Key Concepts and Formulas

• Vieta's Formulas: For a quadratic equation $ax^2 + bx + c = 0$ with roots $\alpha$ and $\beta$, we have $\alpha + \beta = -\frac{b}{a}$ and $\alpha \beta = \frac{c}{a}$. For $x^2 - sx + p = 0$, $\alpha + \beta = s$ and $\alpha \beta = p$.
• Recurrence Relation for Sums of Powers: If $\alpha$ and $\beta$ are roots of $x^2 - sx + p = 0$, then $P_n = \alpha^n + \beta^n$ satisfies the recurrence $P_n = sP_{n-1} - pP_{n-2}$ for $n \ge 2$.
• Quadratic Equation from Roots: A quadratic equation with roots $r_1$ and $r_2$ is given by $x^2 - (r_1 + r_2)x + r_1r_2 = 0$.

Step-by-Step Solution

Step 1: Identify the Recurrence Relation

We are given $P_{10} = 123$, $P_9 = 76$, and $P_8 = 47$. We want to find a recurrence relation of the form $P_n = A P_{n-1} + B P_{n-2}$. We test if the simplest relation $P_n = P_{n-1} + P_{n-2}$ holds.

For $n = 10$, we check if $P_{10} = P_9 + P_8$: $123 = 76 + 47$ $123 = 123$ Since the equation holds true, the recurrence relation is $P_n = P_{n-1} + P_{n-2}$. This step is crucial because it links the given values of $P_n$ to the coefficients of the original quadratic equation.

Step 2: Determine the Sum and Product of the Original Roots

We have the recurrence relation $P_n = P_{n-1} + P_{n-2}$. Comparing this to the general recurrence relation $P_n = s P_{n-1} - p P_{n-2}$, where $s = \alpha + \beta$ and $p = \alpha \beta$, we can equate the coefficients.

• Coefficient of $P_{n-1}$: $s = 1$, so $\alpha + \beta = 1$.
• Coefficient of $P_{n-2}$: $-p = 1$, so $p = -1$, and $\alpha \beta = -1$.

We also have $P_1 = 1$, which is consistent since $P_1 = \alpha + \beta = 1$.

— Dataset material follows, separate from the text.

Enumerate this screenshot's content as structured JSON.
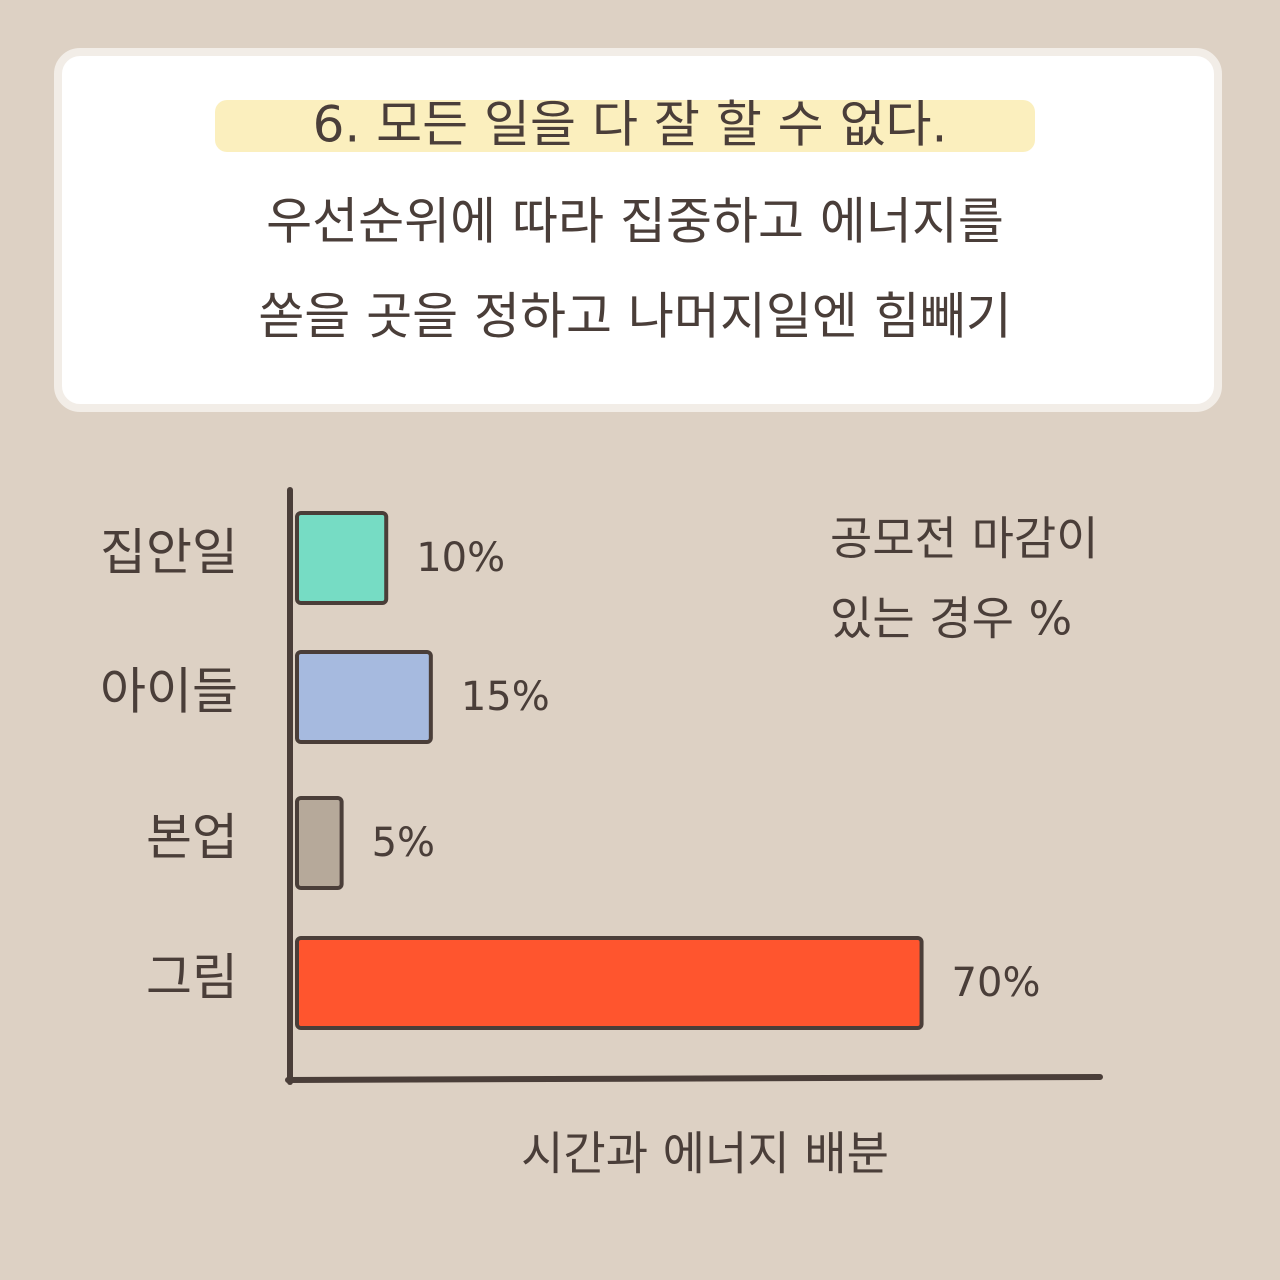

Step 3: Find the Sum and Product of the Reciprocal Roots

We want to find the quadratic equation with roots $\frac{1}{\alpha}$ and $\frac{1}{\beta}$. First, we find the sum of the new roots: $\frac{1}{\alpha} + \frac{1}{\beta} = \frac{\alpha + \beta}{\alpha \beta}$ Substituting the values we found in Step 2: $\frac{1}{\alpha} + \frac{1}{\beta} = \frac{1}{-1} = -1$

Next, we find the product of the new roots: $\frac{1}{\alpha} \cdot \frac{1}{\beta} = \frac{1}{\alpha \beta}$ Substituting the value we found in Step 2: $\frac{1}{\alpha \beta} = \frac{1}{-1} = -1$

Step 4: Construct the New Quadratic Equation

The quadratic equation with roots $\frac{1}{\alpha}$ and $\frac{1}{\beta}$ is given by: $x^2 - \left(\frac{1}{\alpha} + \frac{1}{\beta}\right) x + \frac{1}{\alpha \beta} = 0$ Substituting the sum and product we found in Step 3: $x^2 - (-1)x + (-1) = 0$ $x^2 + x - 1 = 0$

Common Mistakes & Tips

• Sign Errors: Be extremely careful with signs when comparing recurrence relations and applying Vieta's formulas. A common mistake is to misinterpret the sign of the product of roots.
• Recurrence Relation Verification: Always verify the recurrence relation with the given values before proceeding. This ensures that you are using the correct relation.
• Vieta's Formulas: Remember that Vieta's formulas provide a direct relationship between the coefficients of a polynomial and the sums and products of its roots.

Summary

By recognizing and applying the recurrence relation $P_n = P_{n-1} + P_{n-2}$, we determined that $\alpha + \beta = 1$ and $\alpha \beta = -1$. Then we calculated the sum and product of the reciprocals of the roots, $\frac{1}{\alpha}$ and $\frac{1}{\beta}$, which are both $-1$. Using these values, we constructed the quadratic equation $x^2 + x - 1 = 0$.

Final Answer

The final answer is $\boxed{x^2 + x - 1 = 0}$, which corresponds to option (A).